Pris par un empêchement de dernière minute que l’on ne peut que vivement regretter, Mickael Wamen, de la CGT Goodyear, n’a pu se joindre à la tribune. Mais le cœur y était : dans le message de soutien rédigé par ses soins lu en tout début de meeting, il invite à dénoncer « les violences policières dans nos quartiers », et précise la nécessité de « faire front tous ensemble ». Et dans cette optique, il ré-invite à la prochaine échéance cruciale des rassemblements à Amiens les 19 et 20 octobre, en soutien aux 8 salariés condamnés à 9 mois de prison ferme.
« Gardons des liens entre nous pour préparer les prochaines échéances » !
« Et tout le monde déteste la police et tout le monde déteste la police », ont scandé en cœur les 600 personnes présentes lors du meeting. Le débat a ensuite été ouvert, avec de nombreuses interventions, de collectifs ou de syndiqués réprimés durement après la loi Travail. Se sont succédés entre-autres, Arnaud et Anasse, tous deux, syndiqués sud rail, la Compagnie Jolie môme, le Collectif anti guerre, la Coordination anti-répression, le Collectif des expulsés du 168 Saint-Denis, ou encore Maurice Makwala, agressé par la police le 22 septembre, les Réfugiés de la chapelle, le Collectif 8 juillet, etc. Suite à « ce regroupement de forces inédit », Guillaume Vadot a insisté, sur la nécessité de « garder des liens entre nous tous », les collectifs, associations, organisation pour préparer les prochaines échéances, et définir un calendrier, mais aussi établir « un lien plus organique entre toutes et tous ».

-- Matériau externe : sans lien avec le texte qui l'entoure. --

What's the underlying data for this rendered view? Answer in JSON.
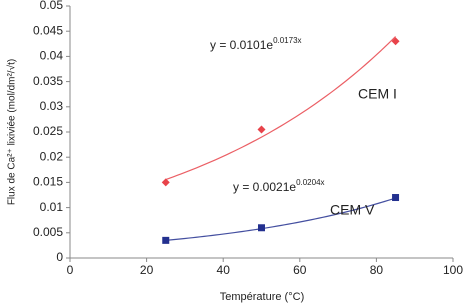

Comme l’ont exprimé les intervenants, ce meeting a permis d’effectuer un premier pas vers la construction d’un front commun contre les violences policières, le racisme, l’islamophobie et la répression. Face à ce gouvernement et tous les partis du régime de la Vème République, qui attaque sans cesse nos droits démocratiques, réprime le mouvement social, l’accentuant dans les quartiers, ce front pourrait jeter les bases d’un vaste mouvement organisant des forces en capacité de faire reculer l’Etat d’urgence, la police, ses brutalités, son arbitraire et son impunité, en résumé le tournant bonapartiste du gouvernement et la violence structurelle, quotidienne, qui sévit dans les quartiers populaires. Ce serait un sérieux premier coup contre ce gouvernement, son ministre de l’Intérieur et son Premier ministre, et ceux qui les suivront. Pour se défendre aujourd’hui et préparer la riposte demain, il nous faut faire front.